Глава VII, где говорится о делах сердечных, а также о первых симптомах болезни под названием кладоискательство
Наутро после вечера, проведенного в гостях у Аджина, Федя встал с ощущением новизны всего мира. Он выспался, но продолжал действовать как во сне. Поспешнее обычного умылся, проглотил завтрак, а потом, гонимый непонятным томлением, оказался на улице, ведущей к дому Аджина.
Он прошел мимо дома туда и обратно, стараясь, однако, не смотреть в сторону двора и краешком глаза увидел лишь старого Алхаса, сидевшего под орешиной. Войти во двор или остановиться у калитки он не решился и устроил засаду неподалеку, возле дороги, рассчитывая, что рано или поздно мимо пройдет Асида. Ведь именно ради нее он прибежал сюда ни свет ни заря!

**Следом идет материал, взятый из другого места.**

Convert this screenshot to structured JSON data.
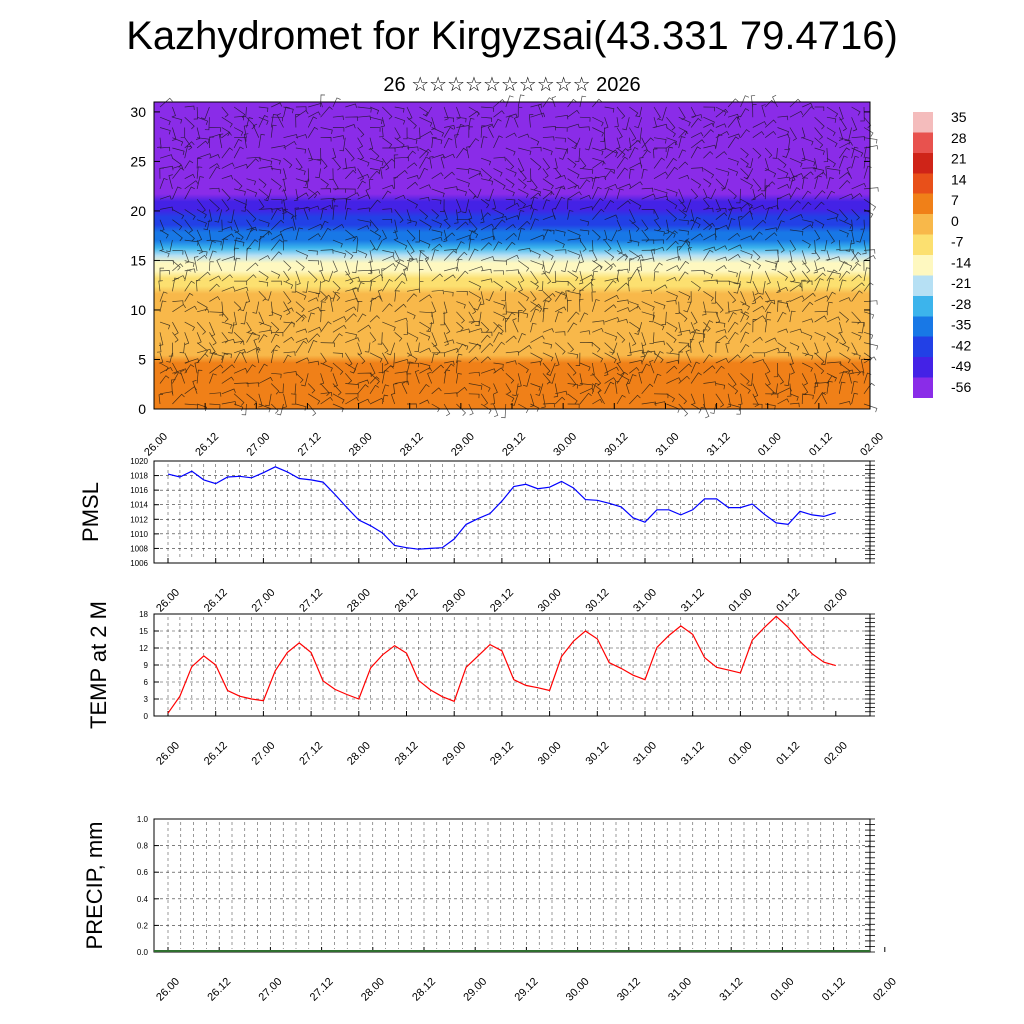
{
  "page": {
    "title": "Kazhydromet for Kirgyzsai(43.331 79.4716)",
    "subtitle": "26 ☆☆☆☆☆☆☆☆☆☆ 2026"
  },
  "chart_data": [
    {
      "id": "upper-air",
      "type": "heatmap",
      "title": "Kazhydromet for Kirgyzsai(43.331 79.4716)",
      "subtitle": "26 ☆☆☆☆☆☆☆☆☆☆ 2026",
      "x_tick_labels": [
        "26.00",
        "26.12",
        "27.00",
        "27.12",
        "28.00",
        "28.12",
        "29.00",
        "29.12",
        "30.00",
        "30.12",
        "31.00",
        "31.12",
        "01.00",
        "01.12",
        "02.00"
      ],
      "y_ticks": [
        0,
        5,
        10,
        15,
        20,
        25,
        30
      ],
      "ylim": [
        0,
        31
      ],
      "colorbar": {
        "labels": [
          "35",
          "28",
          "21",
          "14",
          "7",
          "0",
          "-7",
          "-14",
          "-21",
          "-28",
          "-35",
          "-42",
          "-49",
          "-56"
        ],
        "colors": [
          "#f4bcbc",
          "#e8524e",
          "#cf2418",
          "#e8501a",
          "#f08018",
          "#f8b84a",
          "#fce070",
          "#fef8c0",
          "#b6e0f4",
          "#3cb4ec",
          "#1878e6",
          "#2240e6",
          "#4422e6",
          "#8a2ce8"
        ]
      },
      "temperature_profile": {
        "levels": [
          0,
          3,
          6,
          9,
          12,
          14,
          15.5,
          17,
          19,
          21,
          22,
          23.5,
          26,
          31
        ],
        "values": [
          12,
          9,
          6,
          3,
          0,
          -8,
          -18,
          -28,
          -38,
          -47,
          -55,
          -60,
          -62,
          -64
        ]
      }
    },
    {
      "id": "pmsl",
      "type": "line",
      "ylabel": "PMSL",
      "ylim": [
        1006,
        1020
      ],
      "y_ticks": [
        1006,
        1008,
        1010,
        1012,
        1014,
        1016,
        1018,
        1020
      ],
      "x_tick_labels": [
        "26.00",
        "26.12",
        "27.00",
        "27.12",
        "28.00",
        "28.12",
        "29.00",
        "29.12",
        "30.00",
        "30.12",
        "31.00",
        "31.12",
        "01.00",
        "01.12",
        "02.00"
      ],
      "series": [
        {
          "name": "PMSL",
          "color": "#0000ff",
          "values": [
            1018.2,
            1017.8,
            1018.6,
            1017.4,
            1016.9,
            1017.8,
            1017.9,
            1017.7,
            1018.4,
            1019.2,
            1018.5,
            1017.6,
            1017.4,
            1017.1,
            1015.4,
            1013.6,
            1011.9,
            1011.1,
            1010.1,
            1008.4,
            1008.1,
            1007.9,
            1008.0,
            1008.1,
            1009.3,
            1011.3,
            1012.1,
            1012.8,
            1014.5,
            1016.5,
            1016.8,
            1016.2,
            1016.4,
            1017.2,
            1016.3,
            1014.7,
            1014.6,
            1014.2,
            1013.7,
            1012.2,
            1011.6,
            1013.3,
            1013.3,
            1012.6,
            1013.3,
            1014.8,
            1014.8,
            1013.6,
            1013.6,
            1014.1,
            1012.7,
            1011.5,
            1011.3,
            1013.1,
            1012.6,
            1012.4,
            1012.9
          ]
        }
      ]
    },
    {
      "id": "temp2m",
      "type": "line",
      "ylabel": "TEMP at 2 M",
      "ylim": [
        0,
        18
      ],
      "y_ticks": [
        0,
        3,
        6,
        9,
        12,
        15,
        18
      ],
      "x_tick_labels": [
        "26.00",
        "26.12",
        "27.00",
        "27.12",
        "28.00",
        "28.12",
        "29.00",
        "29.12",
        "30.00",
        "30.12",
        "31.00",
        "31.12",
        "01.00",
        "01.12",
        "02.00"
      ],
      "series": [
        {
          "name": "TEMP at 2 M",
          "color": "#ff0000",
          "values": [
            0.5,
            3.5,
            8.7,
            10.6,
            9.0,
            4.5,
            3.5,
            3.0,
            2.7,
            8.0,
            11.2,
            12.9,
            11.2,
            6.2,
            4.7,
            3.8,
            3.0,
            8.5,
            10.8,
            12.4,
            11.1,
            6.3,
            4.6,
            3.4,
            2.6,
            8.6,
            10.6,
            12.6,
            11.5,
            6.4,
            5.4,
            5.0,
            4.5,
            10.5,
            13.2,
            15.0,
            13.6,
            9.4,
            8.4,
            7.2,
            6.4,
            12.1,
            14.2,
            15.9,
            14.4,
            10.3,
            8.6,
            8.1,
            7.6,
            13.4,
            15.6,
            17.6,
            15.7,
            13.2,
            11.0,
            9.5,
            8.9
          ]
        }
      ]
    },
    {
      "id": "precip",
      "type": "bar",
      "ylabel": "PRECIP, mm",
      "ylim": [
        0,
        1.0
      ],
      "y_ticks": [
        "0.0",
        "0.2",
        "0.4",
        "0.6",
        "0.8",
        "1.0"
      ],
      "x_tick_labels": [
        "26.00",
        "26.12",
        "27.00",
        "27.12",
        "28.00",
        "28.12",
        "29.00",
        "29.12",
        "30.00",
        "30.12",
        "31.00",
        "31.12",
        "01.00",
        "01.12",
        "02.00"
      ],
      "series": [
        {
          "name": "PRECIP, mm",
          "color": "#2f6f2f",
          "values": [
            0,
            0,
            0,
            0,
            0,
            0,
            0,
            0,
            0,
            0,
            0,
            0,
            0,
            0,
            0,
            0,
            0,
            0,
            0,
            0,
            0,
            0,
            0,
            0,
            0,
            0,
            0,
            0,
            0,
            0,
            0,
            0,
            0,
            0,
            0,
            0,
            0,
            0,
            0,
            0,
            0,
            0,
            0,
            0,
            0,
            0,
            0,
            0,
            0,
            0,
            0,
            0,
            0,
            0,
            0,
            0,
            0
          ]
        }
      ]
    }
  ]
}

Минуло часа два, но Асида не появлялась. Зато неизвестно откуда взялся Худыш. Он покрутился возле Феди, недоумевая по поводу его странного поведения, затем сделал попытку пригласить Федю в дом: направился в сторону калитки, оглядываясь и усиленно размахивая хвостом. Убедившись в тщетности своих усилий, Худыш скрылся.
Асида так и не показалась. Федя ушел, весь день бродил по улицам, надеясь где-нибудь ее случайно встретить.
На следующее утро Федя снова сидел в засаде. Теперь все дни его начинались так… А Асиды все не было и не было.
Аджину о своих переживаниях Федя, понятно, не говорил. Они виделись ежедневно, вместе ходили в горы за сушняком для духана. Благодаря этим прогулкам Федя познакомился с окрестностями, побывал в соседних селениях.
Погруженный в свои думы, Федя не замечал, что его друг все чаще кидает на него хитроватые, веселые взгляды.
Но, как говорится, то, что имеет начало, имеет и свое продолжение.
Однажды, подходя к городу, Федя оказался у болотца, образованного протекавшим здесь ручейком. На берегу сидела Асида. Одетая в пестрое ситцевое платье, она поднималась из травы подобно горному цветку.
Асида пасла буйволенка. Тот уже наелся и стоял с блаженным видом по брюхо в болотной жиже, пережевывая жвачку.
Как долго Федя ждал этой минуты! Сколько раз он рисовал себе эту встречу, сколько мысленно говорил красноречивых слов! Но сейчас, хоть тресни, не знал, как подойти и с чего начать разговор. В памяти не вовремя всплыла фраза: «Кавалер, честь дамы зависит от вашей скромности». Чего-чего, а скромности было предостаточно. Вернее, это была робость, от которой цепенел язык и подгибались колени.